After years of protests, numerous failed Congressional bills and dozens of lawsuits, black farmers began receiving payment for their grievances last week. Nearly three years ago President Obama signed the bill authorizing compensation for discrimination in farm lending at the hands of the United States Department of Agriculture.
Nearly 17,000 black farmers will each receive $50,000 plus $12,500 for taxes. In sum, the federal government will pay $62,500 in settlements for racially discriminatory practices that went on for many years. Nearly 30 years ago, I first experienced these injustices and led in forming the National Black Farmers Association (NBFA). Since that time we have traveled many rough roads. No matter how it is sliced, the $2.5 billion in payouts is historic in nature. In 1999, black farmers received a $1 billion payout in the first phase of settlement. In 2010 a $1.25 billion payment was made in a late filers' lawsuit settlement.
The NBFA also paved the way for similar U.S. settlements with Hispanic and Women farmers ($1.3 billion) and Native American farmers ($800 million) and the related Cobell case settlement for ($3.4 billion).
I am proud to have led the fight for justice for the black farmers, a struggle few people ever thought we had a chance to win. During my 30-year lobbying campaign I made many friends and certainly heard from lots of critics. Some extremists questioned whether there were any black farmers in the U. S. and challenged our right to pursue justice. I heard charges that black farmers are frauds and were never real farmers. One member of Congress went so far to name my father "Drunk Johnny," a cruel epithet toward a man who uses no alcohol.
Still, we held to the simple belief that by remaining steadfast, putting God first and believing that your cause will serve the greater good, your victory is inevitable. The clock hands of justice are slow but steady in turning.
I still see the faces full of suffering among weary black farmers broken down by discrimination. I still hear the pain in the voices of thousands who lost land that federal loans might have saved. A $50,000 check will not bring back their lost farms. Total restoration is impossible, but for me the fight was about justice.
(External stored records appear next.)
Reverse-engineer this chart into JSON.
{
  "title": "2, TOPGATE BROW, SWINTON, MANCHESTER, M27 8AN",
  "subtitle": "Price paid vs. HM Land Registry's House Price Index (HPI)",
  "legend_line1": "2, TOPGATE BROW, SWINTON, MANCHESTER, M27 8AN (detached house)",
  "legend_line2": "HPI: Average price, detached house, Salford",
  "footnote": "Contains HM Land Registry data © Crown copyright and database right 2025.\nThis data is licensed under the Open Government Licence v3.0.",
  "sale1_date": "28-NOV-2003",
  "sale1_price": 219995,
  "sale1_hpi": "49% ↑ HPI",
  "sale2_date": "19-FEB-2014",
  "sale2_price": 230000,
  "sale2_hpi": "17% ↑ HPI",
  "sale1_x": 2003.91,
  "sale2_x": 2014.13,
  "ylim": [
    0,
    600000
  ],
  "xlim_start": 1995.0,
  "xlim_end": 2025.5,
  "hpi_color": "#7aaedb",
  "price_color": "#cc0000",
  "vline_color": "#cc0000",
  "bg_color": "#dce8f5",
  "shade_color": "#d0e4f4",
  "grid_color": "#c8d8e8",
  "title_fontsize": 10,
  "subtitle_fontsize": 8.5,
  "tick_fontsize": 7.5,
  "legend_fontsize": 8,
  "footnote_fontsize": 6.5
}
And it was not easy to persevere in the face of hateful phone calls, hate mail and even death threats such as I received after the president signed the bill authorizing payments to compensate the black farmers. There was never a blanket settlement; each black farmer's case was adjudicated by a neutral third party group, many of them retired judges. The long wait for fairness compounded our pain. My life largely has been a waiting experience. We black Americans had to wait or jump through some special hoops, often to be told NO at the end of the day. These days, watching the news about all the stalemate in Congress I truly see that if we were dealt the hand the president faces today in the House of Representatives, I almost certainly would still be lobbying Congress for redress.
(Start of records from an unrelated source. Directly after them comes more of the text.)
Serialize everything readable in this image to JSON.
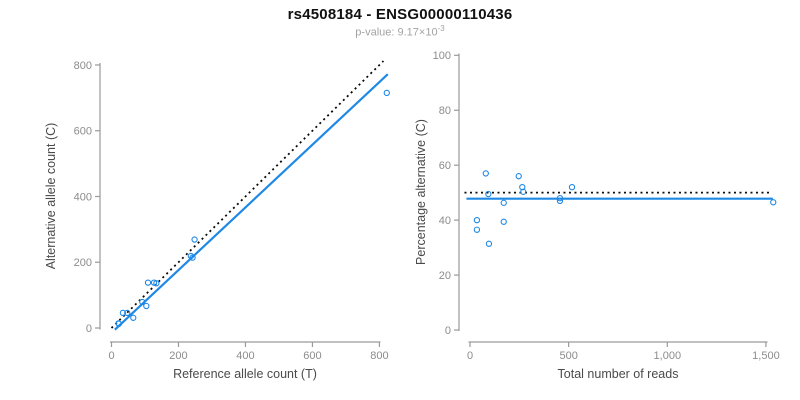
{
  "header": {
    "title": "rs4508184 - ENSG00000110436",
    "subtitle_label": "p-value: ",
    "subtitle_value": "9.17×10",
    "subtitle_exponent": "-3"
  },
  "colors": {
    "accent_blue": "#1E88E5",
    "dotted_line": "#0a0a0a",
    "axis_line": "#9a9a9a",
    "tick_label": "#8c8c8c",
    "axis_title": "#4a4a4a"
  },
  "chart_data": [
    {
      "type": "scatter",
      "name": "allele-counts-scatter",
      "xlabel": "Reference allele count (T)",
      "ylabel": "Alternative allele count (C)",
      "xlim": [
        0,
        820
      ],
      "ylim": [
        0,
        800
      ],
      "xticks": [
        0,
        200,
        400,
        600,
        800
      ],
      "xtick_labels": [
        "0",
        "200",
        "400",
        "600",
        "800"
      ],
      "yticks": [
        0,
        200,
        400,
        600,
        800
      ],
      "ytick_labels": [
        "0",
        "200",
        "400",
        "600",
        "800"
      ],
      "grid": false,
      "legend": "none",
      "points": [
        [
          21,
          14
        ],
        [
          22,
          13
        ],
        [
          34,
          46
        ],
        [
          47,
          46
        ],
        [
          65,
          31
        ],
        [
          92,
          79
        ],
        [
          104,
          67
        ],
        [
          109,
          138
        ],
        [
          127,
          138
        ],
        [
          134,
          136
        ],
        [
          237,
          219
        ],
        [
          242,
          214
        ],
        [
          248,
          269
        ],
        [
          822,
          715
        ]
      ],
      "lines": [
        {
          "name": "identity-line",
          "style": "dotted",
          "color": "#0a0a0a",
          "x1": 0,
          "y1": 0,
          "x2": 812,
          "y2": 812
        },
        {
          "name": "fit-line",
          "style": "solid",
          "color": "#1E88E5",
          "x1": 10,
          "y1": -5,
          "x2": 825,
          "y2": 772
        }
      ]
    },
    {
      "type": "scatter",
      "name": "percentage-vs-reads-scatter",
      "xlabel": "Total number of reads",
      "ylabel": "Percentage alternative (C)",
      "xlim": [
        0,
        1550
      ],
      "ylim": [
        0,
        100
      ],
      "xticks": [
        0,
        500,
        1000,
        1500
      ],
      "xtick_labels": [
        "0",
        "500",
        "1,000",
        "1,500"
      ],
      "yticks": [
        0,
        20,
        40,
        60,
        80,
        100
      ],
      "ytick_labels": [
        "0",
        "20",
        "40",
        "60",
        "80",
        "100"
      ],
      "grid": false,
      "legend": "none",
      "points": [
        [
          35,
          40
        ],
        [
          35,
          36.5
        ],
        [
          80,
          57
        ],
        [
          93,
          49.5
        ],
        [
          96,
          31.4
        ],
        [
          171,
          46.3
        ],
        [
          171,
          39.4
        ],
        [
          247,
          56
        ],
        [
          265,
          52
        ],
        [
          270,
          50.3
        ],
        [
          456,
          48
        ],
        [
          456,
          47
        ],
        [
          517,
          52
        ],
        [
          1537,
          46.5
        ]
      ],
      "lines": [
        {
          "name": "null-50pct-line",
          "style": "dotted",
          "color": "#0a0a0a",
          "x1": -28,
          "y1": 50,
          "x2": 1520,
          "y2": 50
        },
        {
          "name": "fit-line",
          "style": "solid",
          "color": "#1E88E5",
          "x1": -18,
          "y1": 47.8,
          "x2": 1535,
          "y2": 47.8
        }
      ]
    }
  ]
}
Hearing from farmers who received their $50,000 settlement checks this week, I am overwhelmed with joy for them. But the payments are a bittersweet victory, because many challenges remain for black farmers. We still have problems such as banks denying us operating funds or farm ownership loans. Even today SunTrust Bank has refused to provide outreach to farmers who received the settlement funds not. Some have been denied checking accounts, IRA accounts or even help with basic financial literacy. This unfairness comes from the bank that held and used the $1.25 billion deposit in our settlement.
Much remains for black farmers pursuing full fairness in our economy. For example, we get virtually none of the huge business of supplying the fast food industry. For 12 years McDonald's has declined our attempts to supply their vast enterprise. The enormous firm Archer Daniels Midland sees no point in contracting with black famers to purchase our small grains. We have a giant challenge ahead to become self-sustaining and compete with large-production farmers.
For all the farmers who were denied eligibility in our settlement there is no appeal process. I am very sorry the settlement didn't help all who deserved it. Many black farmers have died waiting for justice, so for those families the settlement comes too late. As the black farmers' bill made its way through Congress it was narrowed down to a half loaf. Still, we have to pick ourselves up, brush it off and move on with our lives. We, as small farmers have to work together in lobbying Congress to change laws so we can remain on the land and become strong stewards of its bounty.
After all the shoes I wore out walking the halls of Congress, protesting with my mules "Struggle" and "Forty Acres," and riding my tractor, "Justice," to Washington, I question whether it was worth the fight. The answer is an unqualified "Yes," just for the few moments today of listening to one farmer who received his check. That made it all worthwhile. I'm reminded today that freedom is never free.